# Old Mill in Leek, Staffordshire -August, 2009



## Lightbuoy (Dec 2, 2009)

Passed this on the way back from a trip "up North"



































































Some news on possible re-development can be found in the below linky.....

http://www.thisisstaffordshire.co.u...hotel-plan/article-706018-detail/article.html

Has anyone had a sneaky butchers inside here?

Hope that you found the photos of interest


----------



## Gangeox (Dec 2, 2009)

Looks a great place, had a gander a couple of months ago, tight as a nun's chuff but may have changed since


----------



## ThenewMendoza (Dec 3, 2009)

It's Big Mill, Saul_Son did it a few years back.

M


----------



## Trinpaul (Dec 5, 2009)

Lovely looking place  I'm trying to visualise an old milling town where you would have had 8-12 mills...........would you have been able to see the sun?


----------



## Lightbuoy (Dec 5, 2009)

Trinpaul said:


> Lovely looking place  I'm trying to visualise an old milling town where you would have had 8-12 mills...........would you have been able to see the sun?

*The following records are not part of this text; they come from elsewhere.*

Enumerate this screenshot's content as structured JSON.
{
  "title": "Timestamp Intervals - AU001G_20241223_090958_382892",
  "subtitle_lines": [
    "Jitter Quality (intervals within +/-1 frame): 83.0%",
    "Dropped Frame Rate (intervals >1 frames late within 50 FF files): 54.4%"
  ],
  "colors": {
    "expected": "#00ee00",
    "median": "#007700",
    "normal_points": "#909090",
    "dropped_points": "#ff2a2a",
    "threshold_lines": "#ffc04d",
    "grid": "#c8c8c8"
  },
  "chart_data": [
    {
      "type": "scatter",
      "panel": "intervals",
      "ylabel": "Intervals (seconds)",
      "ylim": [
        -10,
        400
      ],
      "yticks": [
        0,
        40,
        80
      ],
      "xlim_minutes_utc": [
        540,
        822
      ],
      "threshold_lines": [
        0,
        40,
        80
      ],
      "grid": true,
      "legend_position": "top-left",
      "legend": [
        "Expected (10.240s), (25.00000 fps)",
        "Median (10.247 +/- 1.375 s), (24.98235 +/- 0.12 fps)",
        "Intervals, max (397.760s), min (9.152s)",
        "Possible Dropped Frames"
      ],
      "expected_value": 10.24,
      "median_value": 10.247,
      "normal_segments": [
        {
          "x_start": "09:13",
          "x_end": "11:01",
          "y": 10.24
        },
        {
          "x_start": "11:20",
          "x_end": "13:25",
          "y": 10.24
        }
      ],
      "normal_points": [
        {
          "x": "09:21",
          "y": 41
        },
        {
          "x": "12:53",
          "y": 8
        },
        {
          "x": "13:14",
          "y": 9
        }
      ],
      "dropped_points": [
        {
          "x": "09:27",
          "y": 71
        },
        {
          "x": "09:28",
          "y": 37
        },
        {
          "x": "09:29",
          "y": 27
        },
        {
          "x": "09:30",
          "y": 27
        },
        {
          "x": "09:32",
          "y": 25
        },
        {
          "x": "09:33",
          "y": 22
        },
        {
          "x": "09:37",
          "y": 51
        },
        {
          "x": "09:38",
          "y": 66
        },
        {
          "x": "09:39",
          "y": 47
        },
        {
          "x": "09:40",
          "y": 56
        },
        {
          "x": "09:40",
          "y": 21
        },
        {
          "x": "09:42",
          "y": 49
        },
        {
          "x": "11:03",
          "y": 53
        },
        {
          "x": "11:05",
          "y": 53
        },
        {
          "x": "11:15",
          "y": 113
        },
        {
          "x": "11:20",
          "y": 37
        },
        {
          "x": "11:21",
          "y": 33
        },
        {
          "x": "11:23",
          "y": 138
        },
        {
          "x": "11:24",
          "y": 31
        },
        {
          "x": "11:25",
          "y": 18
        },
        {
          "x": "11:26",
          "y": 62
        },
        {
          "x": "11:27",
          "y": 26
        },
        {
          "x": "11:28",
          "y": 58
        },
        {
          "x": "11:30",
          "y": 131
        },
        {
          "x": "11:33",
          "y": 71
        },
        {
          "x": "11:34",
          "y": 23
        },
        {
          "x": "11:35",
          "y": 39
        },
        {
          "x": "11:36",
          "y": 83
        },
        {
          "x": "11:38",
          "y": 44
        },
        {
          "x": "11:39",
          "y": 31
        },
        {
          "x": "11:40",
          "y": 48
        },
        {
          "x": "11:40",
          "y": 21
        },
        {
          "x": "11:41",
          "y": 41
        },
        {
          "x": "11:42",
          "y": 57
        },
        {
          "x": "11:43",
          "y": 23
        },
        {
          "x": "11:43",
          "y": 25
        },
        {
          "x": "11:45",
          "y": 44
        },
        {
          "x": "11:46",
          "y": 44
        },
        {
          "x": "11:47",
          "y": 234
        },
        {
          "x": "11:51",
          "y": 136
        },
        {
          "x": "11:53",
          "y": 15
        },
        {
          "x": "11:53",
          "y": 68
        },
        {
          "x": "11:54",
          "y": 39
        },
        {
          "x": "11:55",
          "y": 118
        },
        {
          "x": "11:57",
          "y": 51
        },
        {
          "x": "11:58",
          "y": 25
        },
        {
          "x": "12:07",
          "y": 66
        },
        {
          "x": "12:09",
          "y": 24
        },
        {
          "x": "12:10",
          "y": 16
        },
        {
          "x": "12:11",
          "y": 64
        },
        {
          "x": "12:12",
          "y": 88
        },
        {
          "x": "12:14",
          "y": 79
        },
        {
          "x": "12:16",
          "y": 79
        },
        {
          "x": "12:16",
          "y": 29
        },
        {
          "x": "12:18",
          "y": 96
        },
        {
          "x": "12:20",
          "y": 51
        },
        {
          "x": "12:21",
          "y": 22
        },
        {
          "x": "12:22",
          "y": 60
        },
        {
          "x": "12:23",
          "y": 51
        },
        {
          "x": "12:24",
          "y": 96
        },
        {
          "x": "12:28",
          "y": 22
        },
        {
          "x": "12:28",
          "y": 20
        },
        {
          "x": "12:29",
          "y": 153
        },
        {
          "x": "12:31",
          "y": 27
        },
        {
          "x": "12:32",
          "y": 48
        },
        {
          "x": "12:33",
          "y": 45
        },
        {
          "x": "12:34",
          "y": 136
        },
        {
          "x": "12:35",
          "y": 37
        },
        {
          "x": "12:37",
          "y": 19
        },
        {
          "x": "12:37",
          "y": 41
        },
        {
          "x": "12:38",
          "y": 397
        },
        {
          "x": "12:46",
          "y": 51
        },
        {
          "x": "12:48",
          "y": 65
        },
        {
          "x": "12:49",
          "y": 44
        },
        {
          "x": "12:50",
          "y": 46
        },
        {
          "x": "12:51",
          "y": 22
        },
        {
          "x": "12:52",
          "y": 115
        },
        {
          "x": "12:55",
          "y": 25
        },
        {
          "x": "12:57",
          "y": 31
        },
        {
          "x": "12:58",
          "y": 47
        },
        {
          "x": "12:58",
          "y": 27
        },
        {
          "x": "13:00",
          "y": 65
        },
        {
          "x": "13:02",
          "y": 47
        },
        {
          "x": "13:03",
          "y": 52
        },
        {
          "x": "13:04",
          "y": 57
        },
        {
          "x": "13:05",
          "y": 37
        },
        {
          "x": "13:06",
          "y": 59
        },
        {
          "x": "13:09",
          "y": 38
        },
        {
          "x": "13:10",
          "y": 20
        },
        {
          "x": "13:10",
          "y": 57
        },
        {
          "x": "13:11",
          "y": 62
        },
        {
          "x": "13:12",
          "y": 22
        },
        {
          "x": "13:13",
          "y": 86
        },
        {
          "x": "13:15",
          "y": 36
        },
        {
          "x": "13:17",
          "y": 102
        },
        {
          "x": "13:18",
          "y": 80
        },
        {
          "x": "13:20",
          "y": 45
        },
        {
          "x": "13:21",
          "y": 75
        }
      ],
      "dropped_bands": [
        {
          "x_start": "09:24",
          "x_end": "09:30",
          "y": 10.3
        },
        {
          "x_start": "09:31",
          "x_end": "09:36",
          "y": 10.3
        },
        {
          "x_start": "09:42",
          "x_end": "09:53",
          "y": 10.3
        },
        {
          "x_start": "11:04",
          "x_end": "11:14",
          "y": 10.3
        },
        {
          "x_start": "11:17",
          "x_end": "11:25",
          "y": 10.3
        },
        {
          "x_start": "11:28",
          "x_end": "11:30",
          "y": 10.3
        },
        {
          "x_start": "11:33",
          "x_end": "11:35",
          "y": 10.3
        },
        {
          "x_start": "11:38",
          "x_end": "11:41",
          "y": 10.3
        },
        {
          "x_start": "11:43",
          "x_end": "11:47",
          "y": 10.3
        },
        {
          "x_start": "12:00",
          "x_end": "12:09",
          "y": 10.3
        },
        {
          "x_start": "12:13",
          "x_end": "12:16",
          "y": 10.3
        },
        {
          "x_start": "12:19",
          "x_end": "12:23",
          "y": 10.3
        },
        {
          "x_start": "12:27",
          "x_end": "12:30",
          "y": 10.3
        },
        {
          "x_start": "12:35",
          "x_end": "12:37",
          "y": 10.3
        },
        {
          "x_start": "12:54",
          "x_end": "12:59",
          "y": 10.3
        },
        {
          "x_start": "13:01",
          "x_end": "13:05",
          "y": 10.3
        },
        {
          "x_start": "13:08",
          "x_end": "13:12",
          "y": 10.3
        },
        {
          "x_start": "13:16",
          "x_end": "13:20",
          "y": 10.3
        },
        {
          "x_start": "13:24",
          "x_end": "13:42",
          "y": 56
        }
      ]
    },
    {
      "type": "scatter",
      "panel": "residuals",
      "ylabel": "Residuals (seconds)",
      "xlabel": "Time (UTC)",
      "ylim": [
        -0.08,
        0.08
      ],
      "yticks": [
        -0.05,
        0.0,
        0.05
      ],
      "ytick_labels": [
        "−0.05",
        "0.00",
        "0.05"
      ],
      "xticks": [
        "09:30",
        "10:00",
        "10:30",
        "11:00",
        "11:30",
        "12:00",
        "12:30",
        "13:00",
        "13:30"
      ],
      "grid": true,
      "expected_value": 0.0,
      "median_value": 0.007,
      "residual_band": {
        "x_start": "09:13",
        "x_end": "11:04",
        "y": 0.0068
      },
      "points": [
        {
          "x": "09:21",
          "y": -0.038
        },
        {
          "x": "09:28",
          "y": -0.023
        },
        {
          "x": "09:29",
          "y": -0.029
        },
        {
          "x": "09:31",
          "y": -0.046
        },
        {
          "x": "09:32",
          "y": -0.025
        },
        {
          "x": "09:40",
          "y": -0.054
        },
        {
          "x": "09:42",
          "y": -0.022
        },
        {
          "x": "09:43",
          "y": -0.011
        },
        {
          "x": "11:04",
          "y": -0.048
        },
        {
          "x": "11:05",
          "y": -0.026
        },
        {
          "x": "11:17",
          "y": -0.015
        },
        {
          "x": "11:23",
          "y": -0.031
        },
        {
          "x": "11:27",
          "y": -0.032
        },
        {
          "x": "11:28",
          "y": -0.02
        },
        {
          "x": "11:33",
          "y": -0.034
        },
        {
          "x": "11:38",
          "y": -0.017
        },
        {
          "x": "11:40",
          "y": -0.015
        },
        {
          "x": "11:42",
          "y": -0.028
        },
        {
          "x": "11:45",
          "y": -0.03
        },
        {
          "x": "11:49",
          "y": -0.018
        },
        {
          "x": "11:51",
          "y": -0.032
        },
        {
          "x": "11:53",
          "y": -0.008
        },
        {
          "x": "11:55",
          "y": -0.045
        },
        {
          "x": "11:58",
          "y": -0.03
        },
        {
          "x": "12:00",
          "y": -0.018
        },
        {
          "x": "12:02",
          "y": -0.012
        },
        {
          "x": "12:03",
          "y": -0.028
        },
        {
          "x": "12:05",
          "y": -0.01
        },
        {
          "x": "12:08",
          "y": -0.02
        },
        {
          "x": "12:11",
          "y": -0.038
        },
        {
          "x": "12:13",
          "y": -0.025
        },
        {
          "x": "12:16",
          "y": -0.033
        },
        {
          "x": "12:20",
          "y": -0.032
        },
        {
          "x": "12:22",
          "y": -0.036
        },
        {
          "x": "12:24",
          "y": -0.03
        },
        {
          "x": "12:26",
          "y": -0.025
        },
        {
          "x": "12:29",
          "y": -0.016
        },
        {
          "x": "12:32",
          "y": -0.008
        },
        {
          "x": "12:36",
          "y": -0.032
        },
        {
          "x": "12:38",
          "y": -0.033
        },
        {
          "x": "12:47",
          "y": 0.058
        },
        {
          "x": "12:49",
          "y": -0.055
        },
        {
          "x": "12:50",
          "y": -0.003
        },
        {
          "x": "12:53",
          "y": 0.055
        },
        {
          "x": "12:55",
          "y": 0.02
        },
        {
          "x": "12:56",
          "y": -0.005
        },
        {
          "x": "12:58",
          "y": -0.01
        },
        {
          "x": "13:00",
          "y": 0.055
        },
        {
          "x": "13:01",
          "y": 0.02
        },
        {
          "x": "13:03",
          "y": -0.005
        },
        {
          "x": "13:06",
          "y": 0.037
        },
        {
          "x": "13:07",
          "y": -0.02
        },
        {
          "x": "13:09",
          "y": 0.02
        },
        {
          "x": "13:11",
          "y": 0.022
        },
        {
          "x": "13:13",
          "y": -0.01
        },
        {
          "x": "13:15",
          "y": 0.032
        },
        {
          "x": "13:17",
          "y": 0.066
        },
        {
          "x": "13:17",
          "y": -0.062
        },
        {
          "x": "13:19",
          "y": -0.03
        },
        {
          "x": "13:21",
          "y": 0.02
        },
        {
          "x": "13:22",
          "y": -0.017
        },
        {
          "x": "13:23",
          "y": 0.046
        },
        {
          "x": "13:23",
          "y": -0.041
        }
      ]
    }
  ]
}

On the odd occasion when the sun does shine here, I reckon it would've been rather hazy. I believe that the boilers would've only been put out once a year, for about one week, when the Factories, Mills etc. closed for the Summer. This allowed any major repairs to be done to associated engines and machinery powered by the boilers. The Clean Air Act, 1956.....[ame="http://en.wikipedia.org/wiki/Clean_Air_Act_1956"]http://en.wikipedia.org/wiki/Clean_Air_Act_1956[/ame] and other subsequent Laws eventually erradicated the smogs.


----------